46 Persen Milenial Percaya Diri dengan Pengelolaan Keuangannya, Padahal...

foto-reporter

Reporter

foto-reporter

Editor

Mitra Tarigan

google-image
Ilustrasi perencanaan keuangan (pixabay.com)

Ilustrasi perencanaan keuangan (pixabay.com)

IKLAN

CANTIKA.COM, Jakarta - Mengelola keuangan masih menjadi momok bagi sebagian milenial. Director Customized Intelligence NielsenIQ Indonesia Inggit Primadevi menjelaskan beberapa data yang telah dihimpun soal keuangan usia 25-35 tahun dalam OCBC NISP Financial Fitness Index. Data itu tidak hanya sekadar memaparkan hasil riset kesehatan keuangan namun menjadi tolok ukur untuk mengambil langkah kongkrit meraih kondisi kesehatan finansial.

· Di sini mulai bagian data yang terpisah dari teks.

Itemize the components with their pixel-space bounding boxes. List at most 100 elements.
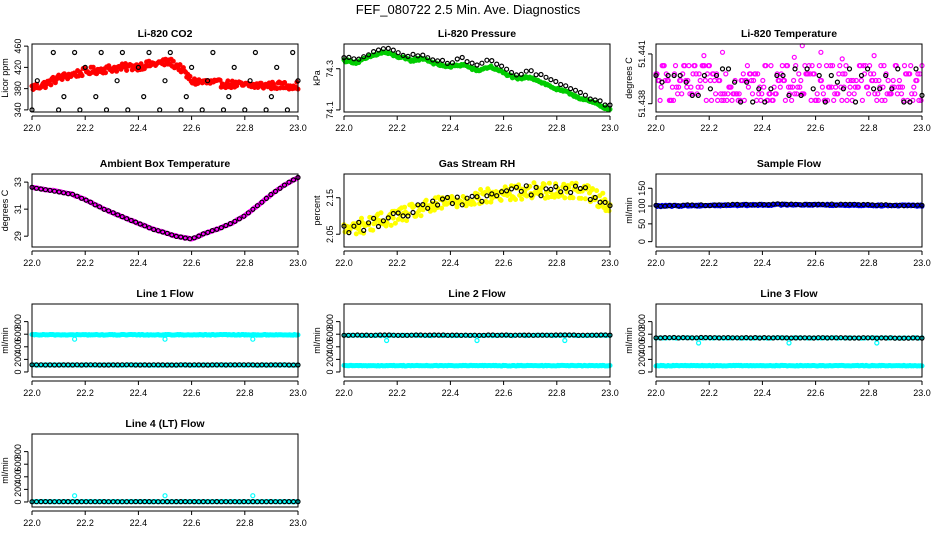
avg-point [169, 232, 175, 238]
avg-point [218, 224, 224, 231]
x-tick-label: 22.8 [548, 123, 566, 133]
raw-point [749, 91, 756, 97]
avg-point [119, 49, 126, 56]
avg-point [187, 236, 193, 242]
chart-title: Line 2 Flow [448, 288, 506, 300]
avg-point [241, 213, 247, 219]
avg-point [693, 203, 700, 209]
data-points [653, 201, 925, 210]
avg-point [361, 54, 367, 60]
panel-pressure: Li-820 Pressure kPa 22.0 22.2 22.4 22.6 22.8 23… [312, 20, 624, 140]
avg-point [346, 54, 352, 61]
x-tick-label: 22.2 [76, 388, 94, 398]
raw-point [712, 91, 719, 97]
raw-point [722, 91, 728, 97]
avg-point [160, 499, 166, 505]
raw-point [138, 61, 144, 67]
raw-point [820, 91, 826, 97]
data-points [341, 332, 613, 369]
avg-point [365, 52, 372, 58]
avg-point [572, 87, 579, 93]
raw-point [471, 201, 477, 207]
avg-point [60, 190, 67, 196]
avg-point [268, 498, 274, 505]
pressure-chart: Li-820 Pressure kPa 22.0 22.2 22.4 22.6 22.8 23… [312, 28, 619, 133]
y-tick-label: 800 [13, 444, 23, 459]
raw-point [908, 62, 914, 69]
avg-point [689, 92, 695, 99]
raw-point [888, 91, 894, 97]
avg-point [160, 229, 166, 235]
chart-title: Li-820 Temperature [741, 28, 837, 40]
avg-point [865, 66, 871, 72]
avg-point [518, 188, 524, 194]
avg-point [494, 61, 500, 67]
plot-frame [343, 303, 611, 378]
avg-point [151, 226, 157, 233]
x-tick-label: 22.8 [860, 388, 878, 398]
y-axis-label: ml/min [312, 327, 322, 354]
raw-point [759, 91, 765, 97]
y-tick-label: 51.438 [637, 90, 647, 118]
raw-point [904, 71, 910, 77]
x-tick-label: 22.8 [236, 518, 254, 528]
avg-point [840, 86, 846, 92]
raw-point [814, 91, 820, 97]
data-points [29, 493, 301, 505]
raw-point [918, 97, 924, 104]
raw-point [400, 217, 406, 223]
raw-point [225, 78, 231, 84]
avg-point [459, 54, 465, 61]
x-tick-label: 22.0 [23, 123, 41, 133]
chart-title: Li-820 Pressure [438, 28, 516, 40]
raw-point [570, 195, 576, 201]
avg-point [846, 66, 853, 72]
raw-point [696, 71, 702, 77]
avg-point [380, 218, 387, 224]
raw-point [792, 91, 798, 97]
y-tick-label: 74.3 [325, 60, 335, 78]
y-tick-label: 0 [13, 499, 23, 504]
raw-point [358, 215, 364, 221]
y-tick-label: 340 [13, 102, 23, 117]
raw-point [731, 91, 737, 97]
avg-point [274, 64, 280, 71]
panel-box-temperature: Ambient Box Temperature degrees C 22.0 22.2… [0, 150, 312, 275]
plot-frame [31, 173, 299, 248]
raw-point [720, 91, 726, 97]
raw-point [420, 207, 426, 213]
raw-point [876, 77, 882, 84]
raw-point [675, 84, 682, 90]
avg-point [464, 58, 470, 65]
y-tick-label: 50 [637, 219, 647, 229]
raw-point [860, 62, 867, 69]
avg-point [128, 217, 134, 224]
avg-point [96, 204, 103, 210]
avg-point [133, 219, 139, 225]
y-axis-label: degrees C [624, 57, 634, 99]
raw-point [717, 77, 723, 84]
y-tick-label: 420 [13, 60, 23, 75]
rh-chart: Gas Stream RH percent 22.0 22.2 22.4 22.6 22.8… [312, 158, 619, 268]
avg-point [838, 335, 844, 341]
avg-point [69, 191, 76, 197]
avg-point [737, 99, 744, 105]
raw-point [901, 62, 908, 69]
raw-point [707, 77, 714, 84]
avg-point [816, 72, 822, 79]
raw-point [868, 71, 874, 77]
avg-point [56, 189, 62, 195]
spikes-point [162, 493, 168, 499]
avg-point [871, 86, 877, 92]
avg-point [236, 216, 242, 222]
raw-point [665, 77, 671, 84]
raw-point [848, 77, 854, 84]
avg-point [356, 219, 362, 226]
avg-point [268, 191, 274, 198]
y-tick-label: 400 [13, 339, 23, 354]
raw-point [402, 204, 408, 210]
x-tick-label: 22.4 [130, 123, 148, 133]
avg-point [277, 185, 283, 191]
raw-point [866, 91, 872, 97]
avg-point [499, 189, 505, 195]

Dari data tersebut, terlihat masih ada 46 persen masyarakat yang terlalu percaya diri dengan perencanaan uang mereka. "46 persen anak muda ini kayaknya percaya diri banget. Mereka merasa sudah benar mengelola keuangan mereka. Sehingga di pikiran mereka 'masa depan pasti (keuangan mereka) baik-baik saja'," kata Inggit pada konferensi pers Financial Fitness Index pada 19 Agustus 2021.

Sayang, masyarakat model ini sebenarnya masih sering melakukan kesalahan pengelolaan keuangan. Inggit mengatakan, dalam survei, para kelompok masyarakat ini masih banyak yang belum mencatat keuangan mereka secara mumpuni. "Bahkan dari mereka hanya ada 3 persen kelompok masyarakat ini yang melakukan investasi. Dampaknya nanti bisa jadi miss-kalkulasi," kata Inggit.

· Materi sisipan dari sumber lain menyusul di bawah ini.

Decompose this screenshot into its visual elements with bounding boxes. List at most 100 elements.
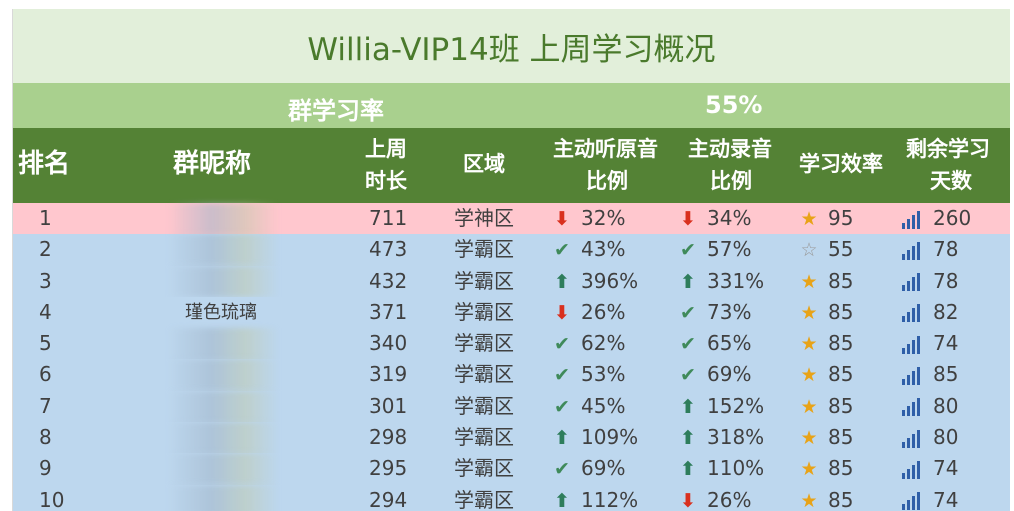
days-left-cell[interactable]: 80 <box>901 422 958 453</box>
rank-cell[interactable]: 8 <box>39 422 52 453</box>
listen-ratio-cell[interactable]: ✔ 69% <box>551 453 625 484</box>
zone-cell[interactable]: 学神区 <box>454 203 514 234</box>
listen-ratio-cell[interactable]: ⬆ 396% <box>551 266 638 297</box>
hours-cell[interactable]: 711 <box>369 203 407 234</box>
zone-cell[interactable]: 学霸区 <box>454 359 514 390</box>
zone-cell[interactable]: 学霸区 <box>454 453 514 484</box>
record-ratio-cell[interactable]: ✔ 73% <box>677 297 751 328</box>
days-left-cell[interactable]: 80 <box>901 391 958 422</box>
efficiency-cell[interactable]: ☆ 55 <box>798 234 853 265</box>
rank-cell[interactable]: 4 <box>39 297 52 328</box>
hours-cell[interactable]: 319 <box>369 359 407 390</box>
zone-cell[interactable]: 学霸区 <box>454 297 514 328</box>
rank-cell[interactable]: 9 <box>39 453 52 484</box>
record-ratio-cell[interactable]: ⬆ 331% <box>677 266 764 297</box>
listen-ratio-cell[interactable]: ⬆ 109% <box>551 422 638 453</box>
hours-cell[interactable]: 295 <box>369 453 407 484</box>
days-left-cell[interactable]: 74 <box>901 453 958 484</box>
table-row[interactable]: 9 295 学霸区 ✔ 69% ⬆ 110% ★ 85 74 <box>13 453 1010 485</box>
rank-cell[interactable]: 1 <box>39 203 52 234</box>
efficiency-text: 85 <box>828 331 854 356</box>
nickname-cell[interactable]: 瑾色琉璃 <box>161 297 281 328</box>
efficiency-cell[interactable]: ★ 85 <box>798 422 853 453</box>
efficiency-cell[interactable]: ★ 85 <box>798 453 853 484</box>
nickname-cell[interactable] <box>161 203 281 234</box>
table-row[interactable]: 10 294 学霸区 ⬆ 112% ⬇ 26% ★ 85 74 <box>13 484 1010 511</box>
rank-cell[interactable]: 6 <box>39 359 52 390</box>
record-ratio-cell[interactable]: ⬆ 318% <box>677 422 764 453</box>
report-title-row[interactable]: Willia-VIP14班 上周学习概况 <box>13 9 1010 83</box>
record-ratio-cell[interactable]: ✔ 65% <box>677 328 751 359</box>
efficiency-cell[interactable]: ★ 85 <box>798 359 853 390</box>
listen-ratio-cell[interactable]: ⬇ 32% <box>551 203 625 234</box>
zone-cell[interactable]: 学霸区 <box>454 422 514 453</box>
listen-ratio-cell[interactable]: ✔ 43% <box>551 234 625 265</box>
efficiency-cell[interactable]: ★ 85 <box>798 485 853 511</box>
nickname-cell[interactable] <box>161 485 281 511</box>
listen-ratio-cell[interactable]: ⬇ 26% <box>551 297 625 328</box>
table-row[interactable]: 5 340 学霸区 ✔ 62% ✔ 65% ★ 85 74 <box>13 328 1010 360</box>
table-row[interactable]: 2 473 学霸区 ✔ 43% ✔ 57% ☆ 55 78 <box>13 234 1010 266</box>
redacted-nickname <box>168 328 278 360</box>
hours-cell[interactable]: 371 <box>369 297 407 328</box>
table-row[interactable]: 4 瑾色琉璃 371 学霸区 ⬇ 26% ✔ 73% ★ 85 82 <box>13 296 1010 329</box>
record-ratio-cell[interactable]: ✔ 57% <box>677 234 751 265</box>
rank-cell[interactable]: 7 <box>39 391 52 422</box>
days-left-cell[interactable]: 74 <box>901 485 958 511</box>
zone-cell[interactable]: 学霸区 <box>454 266 514 297</box>
hours-cell[interactable]: 473 <box>369 234 407 265</box>
days-left-text: 85 <box>933 362 959 387</box>
days-left-cell[interactable]: 78 <box>901 234 958 265</box>
record-ratio-cell[interactable]: ⬆ 110% <box>677 453 764 484</box>
summary-row[interactable]: 群学习率 55% <box>13 83 1010 128</box>
zone-cell[interactable]: 学霸区 <box>454 391 514 422</box>
zone-cell[interactable]: 学霸区 <box>454 234 514 265</box>
table-row[interactable]: 3 432 学霸区 ⬆ 396% ⬆ 331% ★ 85 78 <box>13 265 1010 297</box>
days-left-cell[interactable]: 85 <box>901 359 958 390</box>
record-ratio-cell[interactable]: ⬇ 34% <box>677 203 751 234</box>
nickname-cell[interactable] <box>161 359 281 390</box>
rank-cell[interactable]: 5 <box>39 328 52 359</box>
nickname-cell[interactable] <box>161 422 281 453</box>
nickname-cell[interactable] <box>161 266 281 297</box>
record-ratio-cell[interactable]: ✔ 69% <box>677 359 751 390</box>
rank-cell[interactable]: 2 <box>39 234 52 265</box>
hours-cell[interactable]: 294 <box>369 485 407 511</box>
zone-cell[interactable]: 学霸区 <box>454 485 514 511</box>
listen-ratio-text: 45% <box>581 393 626 418</box>
record-ratio-cell[interactable]: ⬇ 26% <box>677 485 751 511</box>
rank-cell[interactable]: 10 <box>39 485 64 511</box>
efficiency-cell[interactable]: ★ 85 <box>798 297 853 328</box>
days-left-cell[interactable]: 82 <box>901 297 958 328</box>
days-left-cell[interactable]: 74 <box>901 328 958 359</box>
hours-cell[interactable]: 301 <box>369 391 407 422</box>
table-row[interactable]: 1 711 学神区 ⬇ 32% ⬇ 34% ★ 95 260 <box>13 203 1010 235</box>
days-left-cell[interactable]: 78 <box>901 266 958 297</box>
up-arrow-icon: ⬆ <box>680 395 696 418</box>
listen-ratio-cell[interactable]: ⬆ 112% <box>551 485 638 511</box>
listen-ratio-cell[interactable]: ✔ 45% <box>551 391 625 422</box>
hours-cell[interactable]: 298 <box>369 422 407 453</box>
listen-ratio-cell[interactable]: ✔ 53% <box>551 359 625 390</box>
table-row[interactable]: 7 301 学霸区 ✔ 45% ⬆ 152% ★ 85 80 <box>13 390 1010 423</box>
table-row[interactable]: 8 298 学霸区 ⬆ 109% ⬆ 318% ★ 85 80 <box>13 422 1010 454</box>
efficiency-cell[interactable]: ★ 85 <box>798 266 853 297</box>
listen-ratio-cell[interactable]: ✔ 62% <box>551 328 625 359</box>
hours-cell[interactable]: 340 <box>369 328 407 359</box>
days-left-cell[interactable]: 260 <box>901 203 971 234</box>
rank-cell[interactable]: 3 <box>39 266 52 297</box>
header-row[interactable]: 排名 群昵称 上周 时长 区域 主动听原音 比例 主动录音 比例 学习效率 剩余… <box>13 128 1010 203</box>
record-ratio-cell[interactable]: ⬆ 152% <box>677 391 764 422</box>
efficiency-cell[interactable]: ★ 95 <box>798 203 853 234</box>
nickname-cell[interactable] <box>161 234 281 265</box>
nickname-cell[interactable] <box>161 453 281 484</box>
efficiency-cell[interactable]: ★ 85 <box>798 391 853 422</box>
hours-cell[interactable]: 432 <box>369 266 407 297</box>
efficiency-cell[interactable]: ★ 85 <box>798 328 853 359</box>
nickname-cell[interactable] <box>161 391 281 422</box>
days-left-text: 74 <box>933 331 959 356</box>
nickname-cell[interactable] <box>161 328 281 359</box>
table-row[interactable]: 6 319 学霸区 ✔ 53% ✔ 69% ★ 85 85 <box>13 359 1010 391</box>
record-ratio-text: 318% <box>707 425 765 450</box>
zone-cell[interactable]: 学霸区 <box>454 328 514 359</box>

Tidak hanya itu, kelompok masyarakat ini pun masih banyak yang belum menyisihkan dana darurat mereka. Padahal Inggit bilang, dana darurat itu adalah pertolongan pertama kita yang akan menolong kita di saat kita kehiangan pekerjaan atau ada keperluan mendesak lain. "Yang memiliki dana darurat saja baru 16 persen. Walau pendapatan mereka meningkat, mereka bahkan masih kesulitan sisihkan untuk tabungan masa depannya," katanya.

Salah satu indikasi para masyarakat ini merasa sudah melakukan pengelolaan keuangan yang ideal adalah karena mereka sudah menyisihkan uang mereka untuk investasi. "Padahal ternyata masih ada di antara mereka yang investasi menggunakan hutang. Beberapa meminjam uang dari orang tua atau teman mereka," kata Inggit.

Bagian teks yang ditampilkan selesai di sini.